Pwn2Own Berlin 2026 Uncovers 47 Zero-Day Vulnerabilities as Hackers Earn $1.29 Million

Security researchers exposed critical flaws across Microsoft, VMware, AI tools, and enterprise platforms during one of the world’s most important ethical hacking competitions.

Major Security Gaps Found in Enterprise Systems

Pwn2Own Berlin 2026 once again showed why enterprise cybersecurity needs constant attention. During the three-day hacking event held at OffensiveCon from May 14 to May 16, security researchers found and exploited 47 zero-day vulnerabilities. They earned a total of $1,298,250 in rewards.

This year, the contest focused on enterprise systems and artificial intelligence. Researchers tested fully patched products across web browsers, Microsoft Exchange, Microsoft SharePoint, Windows 11, VMware ESXi, Red Hat Enterprise Linux, container platforms, cloud-native systems, and AI coding tools.

These results prove that even updated systems can still contain serious security risks.

Hackers Earn Big Rewards for Critical Exploits

On the first day, participants earned $523,000 by finding 24 unique zero-day flaws. On the second day, they collected another $385,750 for 15 more vulnerabilities. The final day added $389,500 for eight more successful attacks.
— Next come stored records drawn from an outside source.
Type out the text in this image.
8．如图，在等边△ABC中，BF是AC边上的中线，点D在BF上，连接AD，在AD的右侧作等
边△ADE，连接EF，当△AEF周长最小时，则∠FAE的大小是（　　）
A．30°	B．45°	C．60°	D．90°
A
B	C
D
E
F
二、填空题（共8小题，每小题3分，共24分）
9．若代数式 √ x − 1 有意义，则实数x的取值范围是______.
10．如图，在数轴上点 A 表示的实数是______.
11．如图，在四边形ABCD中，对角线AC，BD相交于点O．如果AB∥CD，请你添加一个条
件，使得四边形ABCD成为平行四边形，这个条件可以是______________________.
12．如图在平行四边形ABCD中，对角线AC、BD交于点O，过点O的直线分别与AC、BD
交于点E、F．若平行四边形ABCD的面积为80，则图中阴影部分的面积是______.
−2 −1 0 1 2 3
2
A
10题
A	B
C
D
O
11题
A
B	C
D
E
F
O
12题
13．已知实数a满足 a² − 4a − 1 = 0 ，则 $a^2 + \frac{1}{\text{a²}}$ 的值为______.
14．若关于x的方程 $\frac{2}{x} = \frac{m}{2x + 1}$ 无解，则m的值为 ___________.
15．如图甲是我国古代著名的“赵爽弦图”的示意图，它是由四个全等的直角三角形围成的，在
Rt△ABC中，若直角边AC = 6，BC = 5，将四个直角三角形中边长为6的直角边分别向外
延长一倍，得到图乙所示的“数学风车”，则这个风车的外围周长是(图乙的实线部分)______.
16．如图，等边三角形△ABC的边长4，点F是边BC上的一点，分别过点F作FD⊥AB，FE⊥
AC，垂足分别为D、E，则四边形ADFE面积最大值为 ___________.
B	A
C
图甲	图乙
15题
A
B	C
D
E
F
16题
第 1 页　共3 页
DEVCORE became the top winner of the event. The team earned 50.5 Master of Pwn points and took home $505,000 in rewards. They successfully hacked Microsoft SharePoint, Microsoft Exchange, Microsoft Edge, and Windows 11.

Researcher Cheng-Da Tsai, also known as Orange Tsai, received the highest single reward of the contest. He earned $200,000 after chaining three bugs to achieve remote code execution with SYSTEM privileges on Microsoft Exchange.
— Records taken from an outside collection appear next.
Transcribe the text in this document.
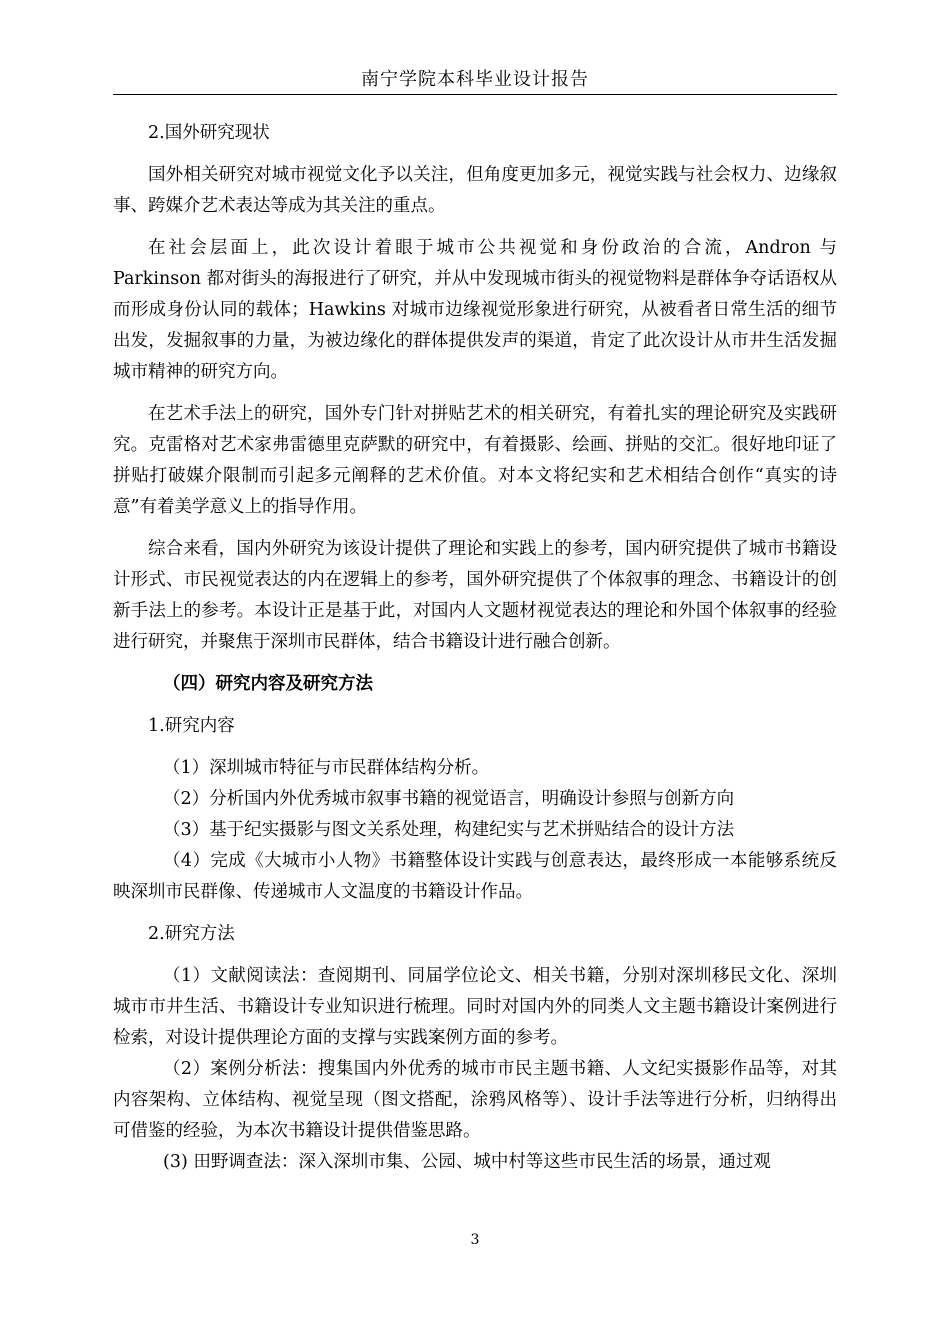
南宁学院本科毕业设计报告

2.国外研究现状

国外相关研究对城市视觉文化予以关注，但角度更加多元，视觉实践与社会权力、边缘叙事、跨媒介艺术表达等成为其关注的重点。

在社会层面上，此次设计着眼于城市公共视觉和身份政治的合流，Andron 与 Parkinson 都对街头的海报进行了研究，并从中发现城市街头的视觉物料是群体争夺话语权从而形成身份认同的载体；Hawkins 对城市边缘视觉形象进行研究，从被看者日常生活的细节出发，发掘叙事的力量，为被边缘化的群体提供发声的渠道，肯定了此次设计从市井生活发掘城市精神的研究方向。

在艺术手法上的研究，国外专门针对拼贴艺术的相关研究，有着扎实的理论研究及实践研究。克雷格对艺术家弗雷德里克萨默的研究中，有着摄影、绘画、拼贴的交汇。很好地印证了拼贴打破媒介限制而引起多元阐释的艺术价值。对本文将纪实和艺术相结合创作“真实的诗意”有着美学意义上的指导作用。

综合来看，国内外研究为该设计提供了理论和实践上的参考，国内研究提供了城市书籍设计形式、市民视觉表达的内在逻辑上的参考，国外研究提供了个体叙事的理念、书籍设计的创新手法上的参考。本设计正是基于此，对国内人文题材视觉表达的理论和外国个体叙事的经验进行研究，并聚焦于深圳市民群体，结合书籍设计进行融合创新。

（四）研究内容及研究方法

1.研究内容

（1）深圳城市特征与市民群体结构分析。

（2）分析国内外优秀城市叙事书籍的视觉语言，明确设计参照与创新方向

（3）基于纪实摄影与图文关系处理，构建纪实与艺术拼贴结合的设计方法

（4）完成《大城市小人物》书籍整体设计实践与创意表达，最终形成一本能够系统反映深圳市民群像、传递城市人文温度的书籍设计作品。

2.研究方法

（1）文献阅读法：查阅期刊、同届学位论文、相关书籍，分别对深圳移民文化、深圳城市市井生活、书籍设计专业知识进行梳理。同时对国内外的同类人文主题书籍设计案例进行检索，对设计提供理论方面的支撑与实践案例方面的参考。

（2）案例分析法：搜集国内外优秀的城市市民主题书籍、人文纪实摄影作品等，对其内容架构、立体结构、视觉呈现（图文搭配，涂鸦风格等）、设计手法等进行分析，归纳得出可借鉴的经验，为本次书籍设计提供借鉴思路。

(3) 田野调查法：深入深圳市集、公园、城中村等这些市民生活的场景，通过观

3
He also earned another $175,000 for a Microsoft Edge sandbox escape using four logic flaws.

Windows, Linux, VMware, and AI Tools Targeted

Other researchers also showed successful attacks against Windows 11 and Red Hat Enterprise Linux. They discovered local privilege escalation flaws that could help attackers gain higher system access.

VMware ESXi was also hacked using a memory corruption bug. In addition, NVIDIA Container Toolkit was successfully compromised during the competition.

One of the biggest highlights this year was the focus on AI security. Multiple AI coding agents were exploited, showing that artificial intelligence tools are becoming valuable targets for cybercriminals.

As more businesses adopt AI platforms, security teams must protect them just like traditional enterprise systems.

Why This Matters for CISOs and Security Teams

After the contest ends, affected vendors get 90 days to release security patches. After that, Trend Micro’s Zero Day Initiative will publicly disclose the vulnerabilities.

This creates a critical window for organizations. Security teams must track vendor advisories and apply updates quickly.

Pwn2Own is not just a hacking contest. It gives defenders an early warning about future cyber threats. For CISOs, it is a strong reminder that patch management, threat intelligence, and attack surface monitoring remain essential.

As cyber risks continue to grow, ethical hacking events like Pwn2Own help organizations prepare for what comes next.